2.4. Vaststaat dat ten tijde van het bestreden besluit geen aanvraag om een vergunning voorlag. De Afdeling maakt verder uit het betoog van het college op dat nader onderzoek nodig was voor de beoordeling van de vergunbaarheid. De Afdeling ziet geen aanleiding voor het oordeel dat op het moment van het nemen van het bestreden besluit niettemin concreet zicht op legalisatie bestond. In zoverre deed zich dan ook geen bijzondere omstandigheid voor op grond waarvan het college af heeft mogen zien van handhavend optreden. In hetgeen het college overigens heeft betoogd ziet de Afdeling evenmin aanleiding voor dit oordeel. De beslissing op bezwaar berust, in strijd met artikel 7:12, eerste lid, van de Algemene wet bestuursrecht, niet op een deugdelijke motivering.
2.5. Het beroep is gegrond. Het besluit van 27 januari 2009 komt voor vernietiging in aanmerking.
2.6. Het college dient op na te melden wijze in de proceskosten te worden veroordeeld.

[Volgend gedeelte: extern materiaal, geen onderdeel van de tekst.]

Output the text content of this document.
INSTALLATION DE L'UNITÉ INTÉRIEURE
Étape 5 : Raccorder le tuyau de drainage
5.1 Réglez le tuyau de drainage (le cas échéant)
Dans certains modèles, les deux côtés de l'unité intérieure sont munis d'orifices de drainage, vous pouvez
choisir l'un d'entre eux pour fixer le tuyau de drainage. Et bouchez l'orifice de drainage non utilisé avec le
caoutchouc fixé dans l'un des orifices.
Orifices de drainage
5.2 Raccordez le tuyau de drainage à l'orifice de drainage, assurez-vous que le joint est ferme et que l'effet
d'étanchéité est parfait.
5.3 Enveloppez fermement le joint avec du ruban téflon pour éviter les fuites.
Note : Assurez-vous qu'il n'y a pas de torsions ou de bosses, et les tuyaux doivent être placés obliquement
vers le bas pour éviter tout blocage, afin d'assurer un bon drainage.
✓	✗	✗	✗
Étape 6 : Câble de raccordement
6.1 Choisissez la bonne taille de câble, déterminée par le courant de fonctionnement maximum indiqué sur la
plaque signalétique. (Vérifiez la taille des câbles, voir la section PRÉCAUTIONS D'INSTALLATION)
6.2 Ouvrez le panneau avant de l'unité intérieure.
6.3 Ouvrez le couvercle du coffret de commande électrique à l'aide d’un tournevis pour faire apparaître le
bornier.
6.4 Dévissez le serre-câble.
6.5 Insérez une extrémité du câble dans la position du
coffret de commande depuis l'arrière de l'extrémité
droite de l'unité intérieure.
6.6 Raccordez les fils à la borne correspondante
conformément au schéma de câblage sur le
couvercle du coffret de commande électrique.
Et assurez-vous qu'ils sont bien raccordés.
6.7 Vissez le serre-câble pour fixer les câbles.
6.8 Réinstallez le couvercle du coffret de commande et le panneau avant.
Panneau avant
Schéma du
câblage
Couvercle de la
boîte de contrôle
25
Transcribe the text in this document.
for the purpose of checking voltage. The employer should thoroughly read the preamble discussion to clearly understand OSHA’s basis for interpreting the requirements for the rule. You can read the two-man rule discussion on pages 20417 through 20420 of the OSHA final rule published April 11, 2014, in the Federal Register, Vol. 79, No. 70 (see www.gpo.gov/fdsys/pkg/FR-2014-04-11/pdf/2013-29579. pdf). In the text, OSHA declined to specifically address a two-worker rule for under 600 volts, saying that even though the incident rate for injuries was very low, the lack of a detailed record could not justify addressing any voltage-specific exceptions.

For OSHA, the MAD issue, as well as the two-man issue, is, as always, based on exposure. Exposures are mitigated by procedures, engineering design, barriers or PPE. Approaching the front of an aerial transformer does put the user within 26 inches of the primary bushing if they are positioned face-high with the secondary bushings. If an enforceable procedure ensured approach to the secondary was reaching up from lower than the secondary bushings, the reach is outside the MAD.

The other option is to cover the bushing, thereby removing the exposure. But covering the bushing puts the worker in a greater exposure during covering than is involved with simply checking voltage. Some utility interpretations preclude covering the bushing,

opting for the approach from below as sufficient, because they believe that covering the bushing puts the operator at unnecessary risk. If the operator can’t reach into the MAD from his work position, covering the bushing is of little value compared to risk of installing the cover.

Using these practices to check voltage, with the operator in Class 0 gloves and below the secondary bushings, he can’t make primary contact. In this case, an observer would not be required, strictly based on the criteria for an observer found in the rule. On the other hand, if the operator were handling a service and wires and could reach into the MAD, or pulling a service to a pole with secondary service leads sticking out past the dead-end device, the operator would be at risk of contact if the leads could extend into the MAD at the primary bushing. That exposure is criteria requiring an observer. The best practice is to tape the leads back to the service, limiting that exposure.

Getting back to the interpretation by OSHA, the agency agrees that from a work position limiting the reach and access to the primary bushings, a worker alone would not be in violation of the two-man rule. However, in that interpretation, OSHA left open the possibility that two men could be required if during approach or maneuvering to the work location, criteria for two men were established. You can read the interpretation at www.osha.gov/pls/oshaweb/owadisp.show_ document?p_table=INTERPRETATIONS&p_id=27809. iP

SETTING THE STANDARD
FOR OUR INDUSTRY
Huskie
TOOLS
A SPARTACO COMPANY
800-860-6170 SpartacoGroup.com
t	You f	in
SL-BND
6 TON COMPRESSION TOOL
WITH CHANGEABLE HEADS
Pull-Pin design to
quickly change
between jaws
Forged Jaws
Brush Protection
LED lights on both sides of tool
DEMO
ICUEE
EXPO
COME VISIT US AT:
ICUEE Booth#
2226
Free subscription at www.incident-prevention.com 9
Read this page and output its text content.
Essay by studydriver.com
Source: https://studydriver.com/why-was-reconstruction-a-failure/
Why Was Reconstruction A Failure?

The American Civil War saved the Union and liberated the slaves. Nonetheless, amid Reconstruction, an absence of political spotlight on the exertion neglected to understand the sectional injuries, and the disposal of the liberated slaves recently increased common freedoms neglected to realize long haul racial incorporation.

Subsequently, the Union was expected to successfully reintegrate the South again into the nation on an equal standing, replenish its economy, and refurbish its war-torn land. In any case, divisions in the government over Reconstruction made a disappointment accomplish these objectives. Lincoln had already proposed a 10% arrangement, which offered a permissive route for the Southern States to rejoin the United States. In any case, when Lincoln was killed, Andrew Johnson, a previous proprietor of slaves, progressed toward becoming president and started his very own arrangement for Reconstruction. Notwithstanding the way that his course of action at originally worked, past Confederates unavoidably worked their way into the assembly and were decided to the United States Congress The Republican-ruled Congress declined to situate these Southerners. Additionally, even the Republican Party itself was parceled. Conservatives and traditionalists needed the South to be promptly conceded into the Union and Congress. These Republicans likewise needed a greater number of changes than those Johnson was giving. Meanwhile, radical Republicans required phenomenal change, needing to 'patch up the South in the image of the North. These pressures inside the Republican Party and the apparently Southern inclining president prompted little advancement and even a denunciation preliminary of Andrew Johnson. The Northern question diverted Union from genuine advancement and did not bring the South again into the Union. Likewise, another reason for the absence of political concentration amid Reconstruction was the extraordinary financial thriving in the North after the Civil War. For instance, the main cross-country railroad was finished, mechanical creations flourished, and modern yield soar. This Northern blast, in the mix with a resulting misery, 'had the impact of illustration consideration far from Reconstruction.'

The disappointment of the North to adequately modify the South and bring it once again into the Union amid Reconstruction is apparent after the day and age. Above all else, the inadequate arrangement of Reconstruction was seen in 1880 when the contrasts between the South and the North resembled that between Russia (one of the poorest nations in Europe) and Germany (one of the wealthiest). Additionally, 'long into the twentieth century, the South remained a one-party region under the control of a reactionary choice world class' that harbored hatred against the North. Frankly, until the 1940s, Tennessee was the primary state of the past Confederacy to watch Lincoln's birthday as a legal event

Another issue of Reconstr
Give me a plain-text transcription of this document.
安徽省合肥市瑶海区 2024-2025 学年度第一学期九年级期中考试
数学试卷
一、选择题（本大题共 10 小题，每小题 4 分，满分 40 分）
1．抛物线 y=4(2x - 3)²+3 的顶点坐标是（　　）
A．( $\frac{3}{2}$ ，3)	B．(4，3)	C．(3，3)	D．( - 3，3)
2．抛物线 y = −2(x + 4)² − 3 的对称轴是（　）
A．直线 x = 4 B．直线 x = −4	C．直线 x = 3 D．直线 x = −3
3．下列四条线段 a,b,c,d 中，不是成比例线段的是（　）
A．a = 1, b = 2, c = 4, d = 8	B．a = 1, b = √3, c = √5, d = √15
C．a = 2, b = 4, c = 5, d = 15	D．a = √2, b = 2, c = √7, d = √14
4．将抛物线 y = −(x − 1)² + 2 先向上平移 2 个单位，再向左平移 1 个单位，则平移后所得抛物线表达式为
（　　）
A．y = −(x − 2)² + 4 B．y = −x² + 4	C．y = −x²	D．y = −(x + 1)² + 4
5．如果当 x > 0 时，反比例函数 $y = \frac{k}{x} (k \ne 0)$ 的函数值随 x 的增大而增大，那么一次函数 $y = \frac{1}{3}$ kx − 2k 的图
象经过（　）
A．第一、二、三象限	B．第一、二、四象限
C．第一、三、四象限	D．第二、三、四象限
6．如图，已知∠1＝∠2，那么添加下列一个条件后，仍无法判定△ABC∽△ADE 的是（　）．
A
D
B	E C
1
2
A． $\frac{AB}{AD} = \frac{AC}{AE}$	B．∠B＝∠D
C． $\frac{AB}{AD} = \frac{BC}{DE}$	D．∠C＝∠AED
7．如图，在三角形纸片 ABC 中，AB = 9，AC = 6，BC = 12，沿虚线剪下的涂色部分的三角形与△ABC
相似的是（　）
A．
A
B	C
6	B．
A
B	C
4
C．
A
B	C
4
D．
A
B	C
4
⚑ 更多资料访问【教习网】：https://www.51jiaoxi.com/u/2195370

De Afdeling bestuursrechtspraak van de Raad van State
Recht doende in naam der Koningin:
I. verklaart het beroep gegrond;
II. vernietigt het besluit van het college van gedeputeerde staten van Limburg van 27 januari 2009, kenmerk 2009/1766;
III. veroordeelt het college van gedeputeerde staten van Limburg tot vergoeding van bij [appellant] in verband met de behandeling van het beroep opgekomen proceskosten tot een bedrag van € 685,39 (zegge: zeshonderdvijfentachtig euro en negenendertig cent), waarvan € 644,00 is toe te rekenen aan door een derde beroepsmatig verleende rechtsbijstand;
IV. gelast dat het college van gedeputeerde staten van Limburg aan [appellant] het door hem voor de behandeling van het beroep betaalde griffierecht ten bedrage van € 145,00 (zegge: honderdvijfenveertig euro) vergoedt.
Aldus vastgesteld door mr. W.D.M. van Diepenbeek, lid van de enkelvoudige kamer, in tegenwoordigheid van mr. L.A.M. van Hamond, ambtenaar van Staat.